The following tests were completed for the DERMABOND™ PRINEO™ Skin Closure System (42cm):

Biocompatibility/In vivoTesting	Bench Testing
Irritation (Intracutaneous Reactivity)	Creep Strength
Irritation (Modified ISO Skin)	Peel Strength- mesh only (N/cm)
Sensitization (ISO Guinea Pig Maximization)	Peel adhesion Strength-Mesh with adhesive (N/cm)
14 day Porcine Effectiveness Study	Wound/Tissue holding Strength (Ibf)
	Set Time (Seconds)
	Set Temperature (°C)

Summary of Substantial Equivalence Comparison:

The subject DERMABOND™ PRINEO™ Skin Closure System (42 cm) is equivalent to the predicate DERMABOND™ PRINEO™ Skin Closure System (22 cm) described in K133864 with the exception of number of mesh patches. The subject device is intended to hold closed incisions up to 40 cm in length and the predicate device is for incisions up to 20 cm in length. The subject device has the same fundamental scientific technology and intended use as the current, legally marketed DERMABOND™ PRINEO™ Skin Closure System (22cm). The subject and predicate devices share the same materials, design, fundamental scientific technology (operating principle), labeling components, packaging materials and configuration and sterilization process.
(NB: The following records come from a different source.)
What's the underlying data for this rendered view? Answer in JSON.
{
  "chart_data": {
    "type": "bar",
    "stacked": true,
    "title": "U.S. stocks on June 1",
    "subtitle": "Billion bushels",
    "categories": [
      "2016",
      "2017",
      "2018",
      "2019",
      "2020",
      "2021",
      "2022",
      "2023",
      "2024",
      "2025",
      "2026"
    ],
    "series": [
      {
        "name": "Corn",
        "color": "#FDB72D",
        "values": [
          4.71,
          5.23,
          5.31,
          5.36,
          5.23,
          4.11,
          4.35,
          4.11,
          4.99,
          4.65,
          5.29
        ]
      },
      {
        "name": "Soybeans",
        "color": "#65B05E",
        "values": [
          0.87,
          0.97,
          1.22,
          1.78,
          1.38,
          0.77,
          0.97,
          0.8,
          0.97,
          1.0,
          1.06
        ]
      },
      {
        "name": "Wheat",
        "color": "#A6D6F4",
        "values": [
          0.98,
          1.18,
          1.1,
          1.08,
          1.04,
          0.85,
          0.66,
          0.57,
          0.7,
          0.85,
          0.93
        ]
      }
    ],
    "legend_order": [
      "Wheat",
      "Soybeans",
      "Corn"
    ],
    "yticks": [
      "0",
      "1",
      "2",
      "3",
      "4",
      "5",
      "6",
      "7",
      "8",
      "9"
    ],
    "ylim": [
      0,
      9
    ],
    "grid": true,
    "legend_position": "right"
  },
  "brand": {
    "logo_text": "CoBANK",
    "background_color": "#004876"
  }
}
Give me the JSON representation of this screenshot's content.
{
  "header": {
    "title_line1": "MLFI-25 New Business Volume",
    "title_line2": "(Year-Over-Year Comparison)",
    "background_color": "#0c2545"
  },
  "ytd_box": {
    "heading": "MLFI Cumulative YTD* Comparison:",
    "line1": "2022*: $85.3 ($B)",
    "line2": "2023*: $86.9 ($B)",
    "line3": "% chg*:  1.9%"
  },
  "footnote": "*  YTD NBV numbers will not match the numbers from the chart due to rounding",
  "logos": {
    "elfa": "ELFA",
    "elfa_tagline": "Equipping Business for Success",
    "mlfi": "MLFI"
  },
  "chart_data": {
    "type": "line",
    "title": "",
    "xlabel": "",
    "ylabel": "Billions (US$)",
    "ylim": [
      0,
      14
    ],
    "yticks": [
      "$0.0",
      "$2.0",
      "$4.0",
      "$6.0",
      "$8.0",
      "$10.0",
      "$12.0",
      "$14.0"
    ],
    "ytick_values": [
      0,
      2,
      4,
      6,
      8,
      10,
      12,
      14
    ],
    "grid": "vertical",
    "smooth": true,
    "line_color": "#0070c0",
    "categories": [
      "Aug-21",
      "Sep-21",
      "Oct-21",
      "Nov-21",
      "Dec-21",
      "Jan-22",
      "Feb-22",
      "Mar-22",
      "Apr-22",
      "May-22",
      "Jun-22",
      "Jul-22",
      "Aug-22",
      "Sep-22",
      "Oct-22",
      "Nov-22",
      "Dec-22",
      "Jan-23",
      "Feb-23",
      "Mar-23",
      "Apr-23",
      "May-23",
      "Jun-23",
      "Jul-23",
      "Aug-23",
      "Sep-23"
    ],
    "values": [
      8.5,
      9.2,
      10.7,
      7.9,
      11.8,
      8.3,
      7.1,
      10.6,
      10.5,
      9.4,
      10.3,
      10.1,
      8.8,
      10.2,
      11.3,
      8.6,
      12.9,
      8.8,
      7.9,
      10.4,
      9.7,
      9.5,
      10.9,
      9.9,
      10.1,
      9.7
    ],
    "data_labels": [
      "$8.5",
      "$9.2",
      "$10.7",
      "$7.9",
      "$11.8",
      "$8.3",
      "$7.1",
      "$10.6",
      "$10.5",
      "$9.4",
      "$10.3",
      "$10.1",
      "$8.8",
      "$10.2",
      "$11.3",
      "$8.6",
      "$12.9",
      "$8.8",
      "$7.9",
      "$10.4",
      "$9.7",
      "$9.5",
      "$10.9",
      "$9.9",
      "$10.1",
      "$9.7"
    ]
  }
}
The additional size meets the same requirements as the current FDA cleared K133864 device.

Conclusion:

Based on the intended use, technological characteristics, safety and performance testing, the additional size of DERMABOND™ PRINEO™ Skin Closure System (42cm) has been shown to be appropriate for its intended use and is considered to be substantially equivalent to the DERMABOND™ PRINEOTM Skin Closure System (22cm) (K133864).

Regulation Number and Section

§ 878.4011 Tissue adhesive with adjunct wound closure device for topical approximation of skin.

(a)
Identification. A tissue adhesive with adjunct wound closure device intended for the topical approximation of skin is a device indicated for topical application only to hold closed easily approximated skin edges of wounds from surgical incisions, including punctures from minimally invasive surgery, and simple, thoroughly cleansed, trauma-induced lacerations. It may be used in conjunction with, but not in place of, deep dermal stitches. Additionally, the adjunct wound closure device component maintains temporary skin edge alignment along the length of wound during application of the liquid adhesive.(b)
Classification. Class II (special controls). The special control for this device is FDA's “Guidance for Industry and FDA Staff; Class II Special Controls Guidance Document: Tissue Adhesive with Adjunct Wound Closure Device Intended for the Topical Approximation of Skin.” See § 878.1(e) for the availability of this guidance document.